自分の写真作品がコレクションされていくために、写真家たちは様々な発表の仕方をしている。勿論、各々の方法は自由である。ただ、その自由な発表の中で疑問に思っている事が一つだけある。それは限定部数を極力少なくして、写真一点に数百万もの価格を付けるというやり方である。
このやり方だと、本来、版画や写真が持っている複数性ゆえの可能性、つまり、より多くの人に普及していくという特性を自ら閉ざすものがあり、美術館や限られた人にしかコレクションされず、感性が豊かな若い世代を含めた広い層には手が届かなくなってしまう。そこに私が覚えるのは,不自然な歪み感である。版画や写真といった複数性を持った芸術には、発表当初の適正な価格がある筈であり、作品が良ければ、それは作品本来が持っている力で支持され、人気が高まり、自然発生的に評価は上がっていくものである。(先日書いた、写楽やデューラーなどがそうであったように!!!)
私事を記せば、私は複数性と芸術性とを絡めた独自なものを自主的に刊行して行く為に、十年以上前にEDITION PRESS STUDIOなる版元を自ら立ち上げ、出版企画、そして版画集を六種類作り、全てを完売して来た。発売当初の価格を低く設定した事で、十代から八十代までの幅広い世代層に購入して頂き、新しいコレクターの広がりにも繋がった。私のこの考え方は、複数性の原理に即した、最も自然な流通法であり、版画や写真史の盛衰のドラマを詳しく分析した結果であると思っている。

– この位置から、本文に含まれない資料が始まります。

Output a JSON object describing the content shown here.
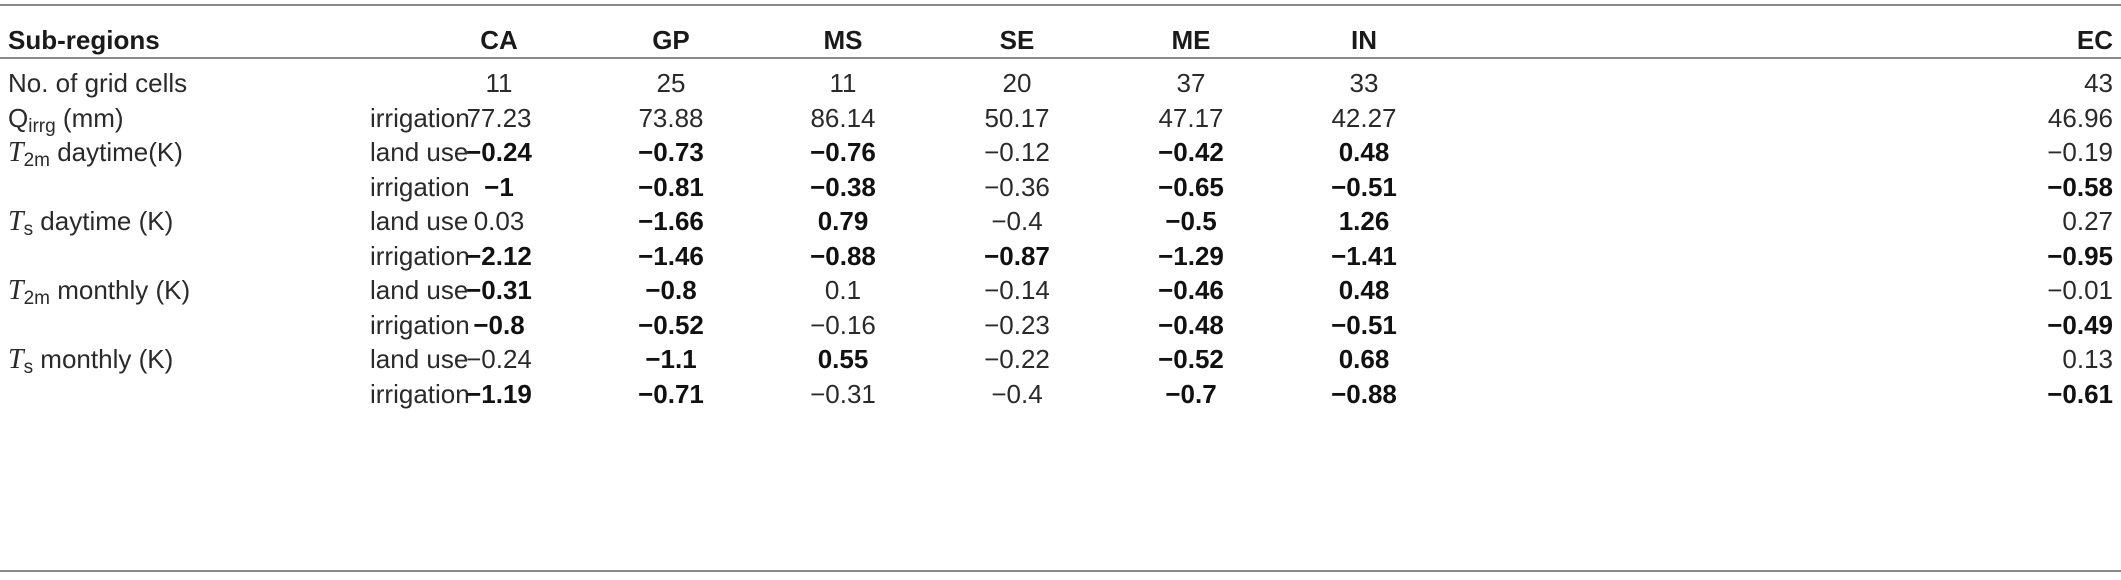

作品の発表当初の価格を、誰にでも手が届くところに置いているのは、作品に対する自信が無いからでなく、むしろ、その逆である。将来、確実により評価されていくという強い自信があり、事実、そのような作家としての歩みを着実に独歩するように、刻んで来ている。これは、私のひそかな誇りである。
私は版画には限定番号は記しているが、写真には、木版画家の棟方志功が信念としてそうしたように、限定番号は入れず、低価格に抑えた所から出発していこうと思う。先ず何よりも、より広く人々にコレクションされていく事が重要なのである。
写楽、デューラー、そして棟方たちは作品に限定番号は記していないが、その価値は高く、今では容易に手に入らない所にいってしまっている事が、その実証である。
今回私がかく記しているのは、そのような理念に立って、発表している画廊の地域以外の方で私の写真作品を直に見れない方、又、コレクションを欲しても遠方に在って入手出来ない方に向けて、ネットギャラリーを開設したからである。美術は音楽に比べて遥かにポピュラリティーが無いために、作品世界を享受してくれる人がその先にいても、そこまでは情報が届かない実に閉ざされた世界なのである。ランボー研究の第一人者であるJ・Colas氏が私のランボーの版画を見つける事が出来、ピカソやミロ、そしてジャコメッティ等と共に評価してもらい、パリでの展示が実現したのも、ネットの存在があったからこそ、幸運な出会いが実現したのである。「遠方にいるために作品をコレクションしたくても出来ない。何か方法を考えて欲しい・・・」そういった内容の手紙やメールを受けて、ネットギャラリー開設の為に、準備を始めたのは一年前であり、ここに来てようやく立ち上げる運びとなった。作品を介在としての私と、私のイメージを共有してくれる人との強力な出会い。私は更なる出会いを求めて、これを期に挑戦を続けていきたいと思っている。